San Diego Inventor’s Drug Discovery is Nothing to Laugh (or Cry) About

[Corrected 9/4/09, 12:25 am. See below.]

Avanir Pharmaceuticals (NASDAQ: [[ticker:AVNR]]) announcement last month that its drug DMQ reduced involuntary fits of laughter and crying in neurological patients came as welcome news to San Diego scientist Richard A. Smith.

It was Smith who made the serendipitous discovery more than a decade ago that DMQ—a combination of two longtime generic drugs—could prevent unwanted emotional reactions in patients with neurodegenerative conditions.

Smith invented dextromethorphan/quinidine, or DMQ, as a possible treatment for amyotrophic lateral sclerosis, an incurable illness also known as Lou Gehrig’s disease. Smith and other scientists at the time thought that the active ingredient—dextromethorphan—might slow the destruction of brain pathways that regulate muscles throughout the body.

[Clarifies an earlier version to explain that Smith noticed the effects of dextromethorphan in an early patient safety trial, and conducted a second study with 12 ALS patients. We regret the error.]

Smith combined dextromethorphan with quinidine, a heart drug that prolongs the effect of dextromethorphan, and gave the drug to ALS patients in an early trial designed to assess the safety of DMQ. Smith did not expect the drug to produce a noticeable effect in the small, early study, but he was wrong.

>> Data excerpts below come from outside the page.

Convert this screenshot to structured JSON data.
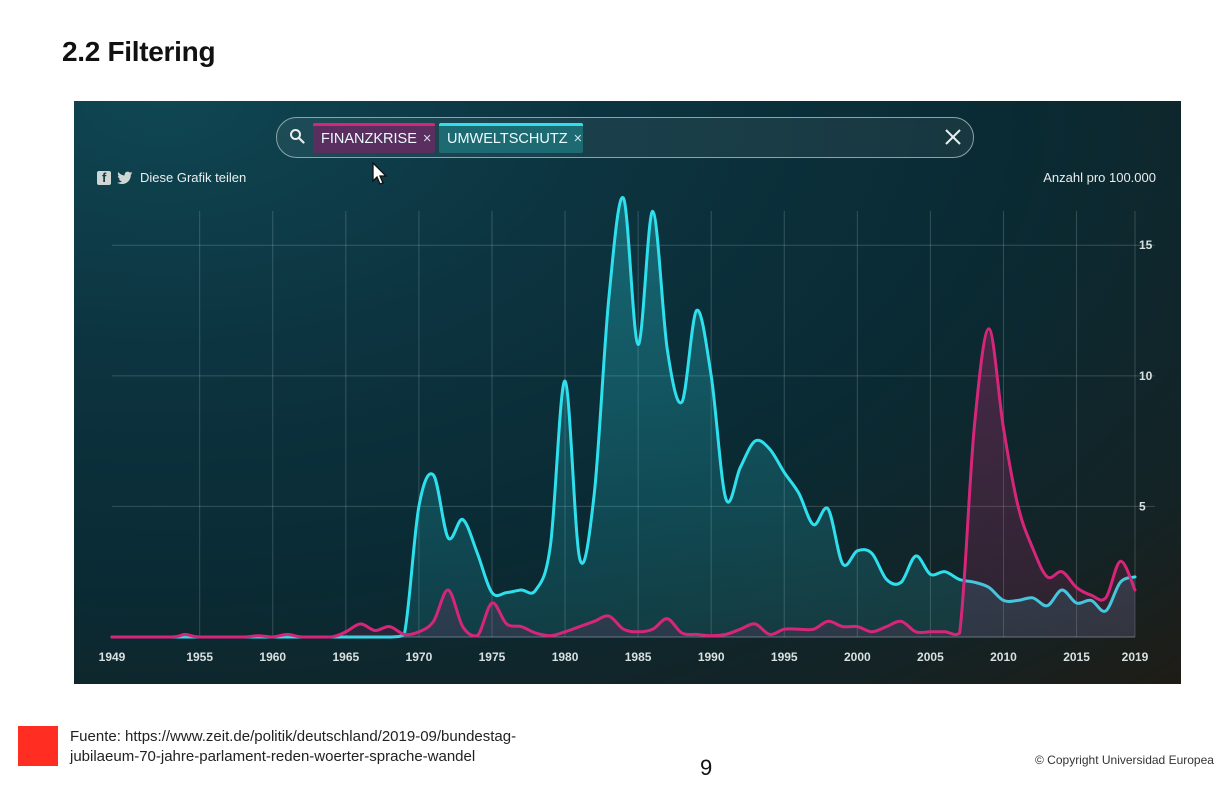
{
  "slide": {
    "title": "2.2 Filtering",
    "source_line1": "Fuente: https://www.zeit.de/politik/deutschland/2019-09/bundestag-",
    "source_line2": "jubilaeum-70-jahre-parlament-reden-woerter-sprache-wandel",
    "page_number": "9",
    "copyright": "© Copyright Universidad Europea"
  },
  "widget": {
    "tags": [
      {
        "label": "FINANZKRISE",
        "remove": "×",
        "color": "#d6267a"
      },
      {
        "label": "UMWELTSCHUTZ",
        "remove": "×",
        "color": "#2ee0ee"
      }
    ],
    "share_text": "Diese Grafik teilen",
    "unit_label": "Anzahl pro 100.000"
  },
  "chart_data": {
    "type": "area",
    "x_ticks": [
      1949,
      1955,
      1960,
      1965,
      1970,
      1975,
      1980,
      1985,
      1990,
      1995,
      2000,
      2005,
      2010,
      2015,
      2019
    ],
    "y_ticks": [
      5,
      10,
      15
    ],
    "xlim": [
      1949,
      2019
    ],
    "ylim": [
      0,
      17
    ],
    "grid": true,
    "series": [
      {
        "name": "UMWELTSCHUTZ",
        "color": "#2ee0ee",
        "points": [
          [
            1949,
            0
          ],
          [
            1955,
            0
          ],
          [
            1960,
            0
          ],
          [
            1965,
            0
          ],
          [
            1968,
            0
          ],
          [
            1969,
            0.1
          ],
          [
            1970,
            5
          ],
          [
            1971,
            6.2
          ],
          [
            1972,
            3.8
          ],
          [
            1973,
            4.5
          ],
          [
            1974,
            3.2
          ],
          [
            1975,
            1.7
          ],
          [
            1976,
            1.7
          ],
          [
            1977,
            1.8
          ],
          [
            1978,
            1.8
          ],
          [
            1979,
            3.5
          ],
          [
            1980,
            9.8
          ],
          [
            1981,
            3
          ],
          [
            1982,
            5.5
          ],
          [
            1983,
            13
          ],
          [
            1984,
            16.8
          ],
          [
            1985,
            11.2
          ],
          [
            1986,
            16.3
          ],
          [
            1987,
            11
          ],
          [
            1988,
            9
          ],
          [
            1989,
            12.5
          ],
          [
            1990,
            10
          ],
          [
            1991,
            5.3
          ],
          [
            1992,
            6.5
          ],
          [
            1993,
            7.5
          ],
          [
            1994,
            7.2
          ],
          [
            1995,
            6.3
          ],
          [
            1996,
            5.5
          ],
          [
            1997,
            4.3
          ],
          [
            1998,
            4.9
          ],
          [
            1999,
            2.8
          ],
          [
            2000,
            3.3
          ],
          [
            2001,
            3.2
          ],
          [
            2002,
            2.2
          ],
          [
            2003,
            2.1
          ],
          [
            2004,
            3.1
          ],
          [
            2005,
            2.4
          ],
          [
            2006,
            2.5
          ],
          [
            2007,
            2.2
          ],
          [
            2008,
            2.1
          ],
          [
            2009,
            1.9
          ],
          [
            2010,
            1.4
          ],
          [
            2011,
            1.4
          ],
          [
            2012,
            1.5
          ],
          [
            2013,
            1.2
          ],
          [
            2014,
            1.8
          ],
          [
            2015,
            1.3
          ],
          [
            2016,
            1.4
          ],
          [
            2017,
            1
          ],
          [
            2018,
            2.1
          ],
          [
            2019,
            2.3
          ]
        ]
      },
      {
        "name": "FINANZKRISE",
        "color": "#d6267a",
        "points": [
          [
            1949,
            0
          ],
          [
            1953,
            0
          ],
          [
            1954,
            0.1
          ],
          [
            1955,
            0
          ],
          [
            1958,
            0
          ],
          [
            1959,
            0.05
          ],
          [
            1960,
            0
          ],
          [
            1961,
            0.1
          ],
          [
            1962,
            0
          ],
          [
            1964,
            0
          ],
          [
            1965,
            0.2
          ],
          [
            1966,
            0.5
          ],
          [
            1967,
            0.25
          ],
          [
            1968,
            0.4
          ],
          [
            1969,
            0.1
          ],
          [
            1970,
            0.2
          ],
          [
            1971,
            0.6
          ],
          [
            1972,
            1.8
          ],
          [
            1973,
            0.4
          ],
          [
            1974,
            0.05
          ],
          [
            1975,
            1.3
          ],
          [
            1976,
            0.5
          ],
          [
            1977,
            0.4
          ],
          [
            1978,
            0.15
          ],
          [
            1979,
            0.05
          ],
          [
            1980,
            0.2
          ],
          [
            1981,
            0.4
          ],
          [
            1982,
            0.6
          ],
          [
            1983,
            0.8
          ],
          [
            1984,
            0.3
          ],
          [
            1985,
            0.2
          ],
          [
            1986,
            0.3
          ],
          [
            1987,
            0.7
          ],
          [
            1988,
            0.15
          ],
          [
            1989,
            0.1
          ],
          [
            1990,
            0.05
          ],
          [
            1991,
            0.1
          ],
          [
            1992,
            0.3
          ],
          [
            1993,
            0.5
          ],
          [
            1994,
            0.1
          ],
          [
            1995,
            0.3
          ],
          [
            1996,
            0.3
          ],
          [
            1997,
            0.3
          ],
          [
            1998,
            0.6
          ],
          [
            1999,
            0.4
          ],
          [
            2000,
            0.4
          ],
          [
            2001,
            0.2
          ],
          [
            2002,
            0.4
          ],
          [
            2003,
            0.6
          ],
          [
            2004,
            0.2
          ],
          [
            2005,
            0.2
          ],
          [
            2006,
            0.2
          ],
          [
            2007,
            0.15
          ],
          [
            2008,
            8
          ],
          [
            2009,
            11.8
          ],
          [
            2010,
            8
          ],
          [
            2011,
            5
          ],
          [
            2012,
            3.4
          ],
          [
            2013,
            2.3
          ],
          [
            2014,
            2.5
          ],
          [
            2015,
            1.9
          ],
          [
            2016,
            1.6
          ],
          [
            2017,
            1.5
          ],
          [
            2018,
            2.9
          ],
          [
            2019,
            1.8
          ]
        ]
      }
    ]
  }
}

Although the drug had done nothing to alter the course of their illness, patients told Smith their condition had improved. Grateful patients said DMQ freed them from the uncontrollable bouts of tears and laughter that afflict an estimated 50 percent of people with ALS. Intrigued, Smith conducted a second study in 12 patients to confirm the drug’s effect. This unexpected discovery led to Avanir’s development program for the condition, called pseudobulbar affect.

Drug development seldom follows a straight line, and sometimes the unanticipated outcomes are the ones that matter most. After discovering that an experimental HIV drug reduced uric acid blood levels, San Diego’s Ardea Biosciences (NASDAQ: [[ticker:RDEA]]) decided to instead develop the drug for gout. Allergan, (NYSE: [[ticker:AGN]]) a drug company located north of San Diego in Irvine, noticed a glaucoma drug spurred eyelash growth, so it repurposed the medication as an aesthetic treatment.

The active ingredient in DMQ has been used in over-the-counter cough medicine for more than 40 years. Scientists like Smith became interested in dextromethorphan during the 1980s, when a team from Stanford University discovered it had activity in the brain. Because most people quickly metabolize dextromethorphan, Smith combined it with quinidine, which was known to inhibit the breakdown of drugs in the body.

Smith, director of San Diego’s Center for Neurologic Study, said he was simply following the science where it led him.

That’s the hallmark of an inventor, says Avanir CEO Keith Katkin. “Some people look at the data and see obstacles. Others go through and see a bigger picture emerging,” Katkin said.

Smith said patients told him that DMQ changed their lives. One patient said that before receiving DMQ her emotions were so out of control that she laughed relentlessly during her mother’s funeral. Another patient had a laughing fit when she saw a neighbor’s dead cat. Smith said these accounts make his work “remarkably satisfying.”

Smith, a consultant to Avanir for 11 years until 2006, has continued to study DMQ. He believes the drug relieves neuropathic pain, an indication Avanir plans to pursue. He also thinks DMQ may one day prove useful against itching related to eczema, and other conditions he is not ready to talk about. Avanir, which is located across the San Diego County border in Orange County’s Aliso Viejo, CA, expects to seek FDA approval of the drug for pseudobulbar affect next year.